Egon Schiele Nu de dos, prenant appui sur ses bras, 1910 Mine de plomb, crayon noir et gouache sur papier, 45 x 30,7 cm Leopold Museum, Vienne Photo :
© Leopold Museum, Wien / Manfred Thumberger

La peau comme métaphore de la peinture.

En 1895, Wilhelm Röntgen découvre la radiographie, ou plus exactement l’existence des rayons X. Entre 1896 et 1900, Sigmund Freud invente la psychanalyse qui scrute les abîmes de l’inconscient. À l’époque aussi, Vienne se passionne aussi bien pour le spiritisme et l’occultisme que pour l’anatomie et la dissection des cadavres. Or ces plongées vers l’intérieur du corps et de l’être, les artistes les font remonter à la surface, faisant disparaître la profondeur au profit de la réunion sur un même plan de tous les éléments de la représentation. La peau en devient le révélateur et le papier sensible, la métaphore même de la peinture. Il s’agit, écrit Catherine Lepdor dans le brillant essai qu’elle signe dans le catalogue, de manifester « à fleur de peau les symptômes d’une vie souterraine tant physiologique que psychologique, consciente qu’inconsciente ». Et d’explorer « cet espace-peau » pour « retisser les liens d’une solidarité horizontale entre toutes les formes du vivant ». Et voici Klimt qui, sous les chatoiements ornementaux des vêtements, révèle les chairs dépouillées comme d’un mensonge des voiles de l’académisme. Voici les corps contorsionnés et les mains crispées des portraits de Schiele, avec leurs doigts qui se tordent et se contractent de nervosité, d’inquiétude et de désespoir. Voici Kokoschka qui scarifie les corps au pinceau, en grattant dans la peau de la peinture. Et voici ces paysages carrés sans ciel qui apparaissent comme une peau tendue saturée de motifs presque jusqu’à l’étouffement. Ou encore ces meubles et objets des « Wiener Werkstätte » que l’on allège et débarrasse de leurs lourds oripeaux ornementaux pour les habiller d’une nouvelle peau faite de matériaux précieux et tactiles et de décors géométriques extrêmement dépouillés soulignant leur fonction ou leurs principes de construction. 

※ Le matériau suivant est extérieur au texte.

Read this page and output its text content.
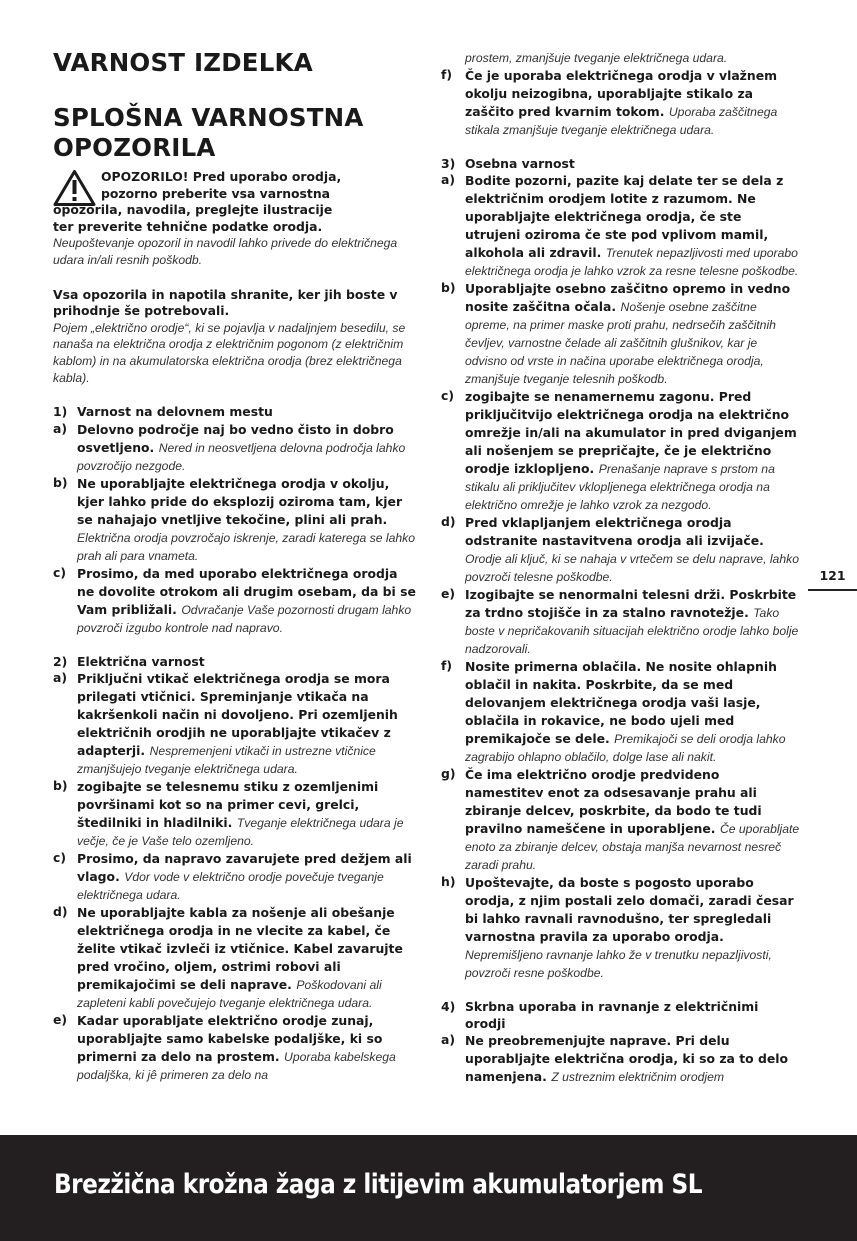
VARNOST IZDELKA
SPLOŠNA VARNOSTNA
OPOZORILA
OPOZORILO! Pred uporabo orodja,
pozorno preberite vsa varnostna
opozorila, navodila, preglejte ilustracije
ter preverite tehnične podatke orodja.
Neupoštevanje opozoril in navodil lahko privede do električnega udara in/ali resnih poškodb.
Vsa opozorila in napotila shranite, ker jih boste v prihodnje še potrebovali.
Pojem „električno orodje“, ki se pojavlja v nadaljnjem besedilu, se nanaša na električna orodja z električnim pogonom (z električnim kablom) in na akumulatorska električna orodja (brez električnega kabla).
1) Varnost na delovnem mestu
a) Delovno področje naj bo vedno čisto in dobro osvetljeno. Nered in neosvetljena delovna področja lahko povzročijo nezgode.
b) Ne uporabljajte električnega orodja v okolju, kjer lahko pride do eksplozij oziroma tam, kjer se nahajajo vnetljive tekočine, plini ali prah. Električna orodja povzročajo iskrenje, zaradi katerega se lahko prah ali para vnameta.
c) Prosimo, da med uporabo električnega orodja ne dovolite otrokom ali drugim osebam, da bi se Vam približali. Odvračanje Vaše pozornosti drugam lahko povzroči izgubo kontrole nad napravo.
2) Električna varnost
a) Priključni vtikač električnega orodja se mora prilegati vtičnici. Spreminjanje vtikača na kakršenkoli način ni dovoljeno. Pri ozemljenih električnih orodjih ne uporabljajte vtikačev z adapterji. Nespremenjeni vtikači in ustrezne vtičnice zmanjšujejo tveganje električnega udara.
b) zogibajte se telesnemu stiku z ozemljenimi površinami kot so na primer cevi, grelci, štedilniki in hladilniki. Tveganje električnega udara je večje, če je Vaše telo ozemljeno.
c) Prosimo, da napravo zavarujete pred dežjem ali vlago. Vdor vode v električno orodje povečuje tveganje električnega udara.
d) Ne uporabljajte kabla za nošenje ali obešanje električnega orodja in ne vlecite za kabel, če želite vtikač izvleči iz vtičnice. Kabel zavarujte pred vročino, oljem, ostrimi robovi ali premikajočimi se deli naprave. Poškodovani ali zapleteni kabli povečujejo tveganje električnega udara.
e) Kadar uporabljate električno orodje zunaj, uporabljajte samo kabelske podaljške, ki so primerni za delo na prostem. Uporaba kabelskega podaljška, ki jê primeren za delo na
prostem, zmanjšuje tveganje električnega udara.
f) Če je uporaba električnega orodja v vlažnem okolju neizogibna, uporabljajte stikalo za zaščito pred kvarnim tokom. Uporaba zaščitnega stikala zmanjšuje tveganje električnega udara.
3) Osebna varnost
a) Bodite pozorni, pazite kaj delate ter se dela z električnim orodjem lotite z razumom. Ne uporabljajte električnega orodja, če ste utrujeni oziroma če ste pod vplivom mamil, alkohola ali zdravil. Trenutek nepazljivosti med uporabo električnega orodja je lahko vzrok za resne telesne poškodbe.
b) Uporabljajte osebno zaščitno opremo in vedno nosite zaščitna očala. Nošenje osebne zaščitne opreme, na primer maske proti prahu, nedrsečih zaščitnih čevljev, varnostne čelade ali zaščitnih glušnikov, kar je odvisno od vrste in načina uporabe električnega orodja, zmanjšuje tveganje telesnih poškodb.
c) zogibajte se nenamernemu zagonu. Pred priključitvijo električnega orodja na električno omrežje in/ali na akumulator in pred dviganjem ali nošenjem se prepričajte, če je električno orodje izklopljeno. Prenašanje naprave s prstom na stikalu ali priključitev vklopljenega električnega orodja na električno omrežje je lahko vzrok za nezgodo.
d) Pred vklapljanjem električnega orodja odstranite nastavitvena orodja ali izvijače. Orodje ali ključ, ki se nahaja v vrtečem se delu naprave, lahko povzroči telesne poškodbe.
e) Izogibajte se nenormalni telesni drži. Poskrbite za trdno stojišče in za stalno ravnotežje. Tako boste v nepričakovanih situacijah električno orodje lahko bolje nadzorovali.
f) Nosite primerna oblačila. Ne nosite ohlapnih oblačil in nakita. Poskrbite, da se med delovanjem električnega orodja vaši lasje, oblačila in rokavice, ne bodo ujeli med premikajoče se dele. Premikajoči se deli orodja lahko zagrabijo ohlapno oblačilo, dolge lase ali nakit.
g) Če ima električno orodje predvideno namestitev enot za odsesavanje prahu ali zbiranje delcev, poskrbite, da bodo te tudi pravilno nameščene in uporabljene. Če uporabljate enoto za zbiranje delcev, obstaja manjša nevarnost nesreč zaradi prahu.
h) Upoštevajte, da boste s pogosto uporabo orodja, z njim postali zelo domači, zaradi česar bi lahko ravnali ravnodušno, ter spregledali varnostna pravila za uporabo orodja. Nepremišljeno ravnanje lahko že v trenutku nepazljivosti, povzroči resne poškodbe.
4) Skrbna uporaba in ravnanje z električnimi orodji
a) Ne preobremenjujte naprave. Pri delu uporabljajte električna orodja, ki so za to delo namenjena. Z ustreznim električnim orodjem
121
Brezžična krožna žaga z litijevim akumulatorjem SL
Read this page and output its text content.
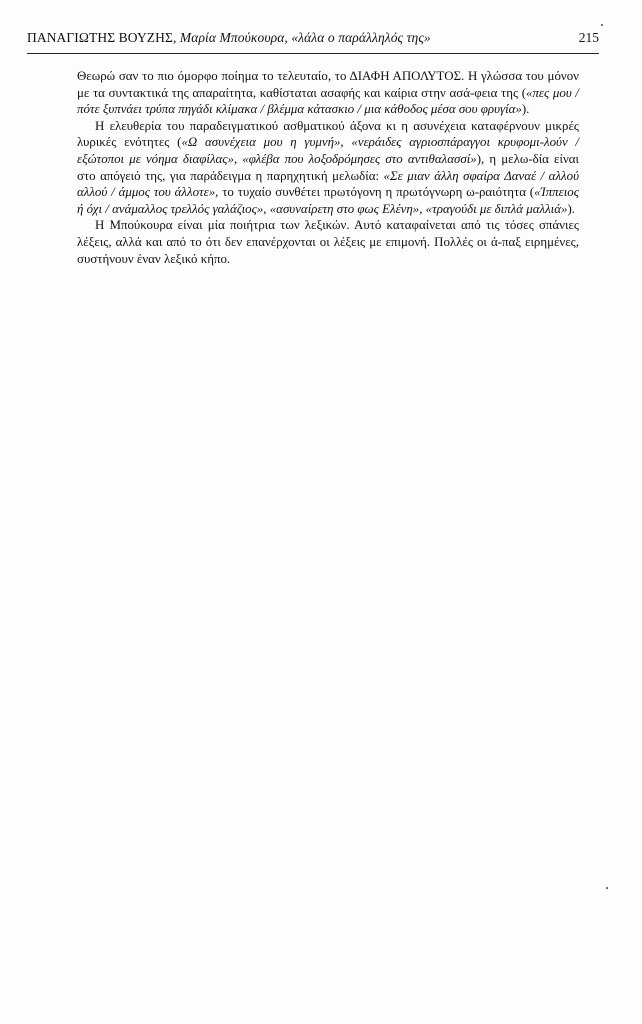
ΠΑΝΑΓΙΩΤΗΣ ΒΟΥΖΗΣ, Μαρία Μπούκουρα, «λάλα ο παράλληλός της»	215

Θεωρώ σαν το πιο όμορφο ποίημα το τελευταίο, το ΔΙΑΦΗ ΑΠΟΛΥΤΟΣ. Η γλώσσα του μόνον με τα συντακτικά της απαραίτητα, καθίσταται ασαφής και καίρια στην ασά-φεια της («πες μου / πότε ξυπνάει τρύπα πηγάδι κλίμακα / βλέμμα κάτασκιο / μια κάθοδος μέσα σου φρυγία»).

Η ελευθερία του παραδειγματικού ασθματικού άξονα κι η ασυνέχεια καταφέρνουν μικρές λυρικές ενότητες («Ω ασυνέχεια μου η γυμνή», «νεράιδες αγριοσπάραγγοι κρυφομι-λούν / εξώτοποι με νόημα διαφίλας», «φλέβα που λοξοδρόμησες στο αντιθαλασσί»), η μελω-δία είναι στο απόγειό της, για παράδειγμα η παρηχητική μελωδία: «Σε μιαν άλλη σφαίρα Δαναέ / αλλού αλλού / άμμος του άλλοτε», το τυχαίο συνθέτει πρωτόγονη η πρωτόγνωρη ω-ραιότητα («Ίππειος ή όχι / ανάμαλλος τρελλός γαλάζιος», «ασυναίρετη στο φως Ελένη», «τραγούδι με διπλά μαλλιά»).

Η Μπούκουρα είναι μία ποιήτρια των λεξικών. Αυτό καταφαίνεται από τις τόσες σπάνιες λέξεις, αλλά και από το ότι δεν επανέρχονται οι λέξεις με επιμονή. Πολλές οι ά-παξ ειρημένες, συστήνουν έναν λεξικό κήπο.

Peut-être bien que cette relecture par la peau de l’art autrichien 1900 ne pouvait s’imaginer qu’aujourd’hui, à notre époque où la surface est reine avec nos écrans tactiles, nos exigences de transparence, nos mobiliers lisses et nus, nos bâtisseurs qui soignent la peau de l’architecture. Plus que jamais, et les artistes autrichiens du tournant du siècle en apparaissent comme les prophètes inspirés, la gestion de nos interfaces avec le monde passe par la peau.

NOTA BENE:

« À fleur de peau. Vienne 1900, de Klimt à Schiele et Kokoschka », Musée cantonal des Beaux-Arts MCBA, Lausanne jusqu’au 24 mai 2020.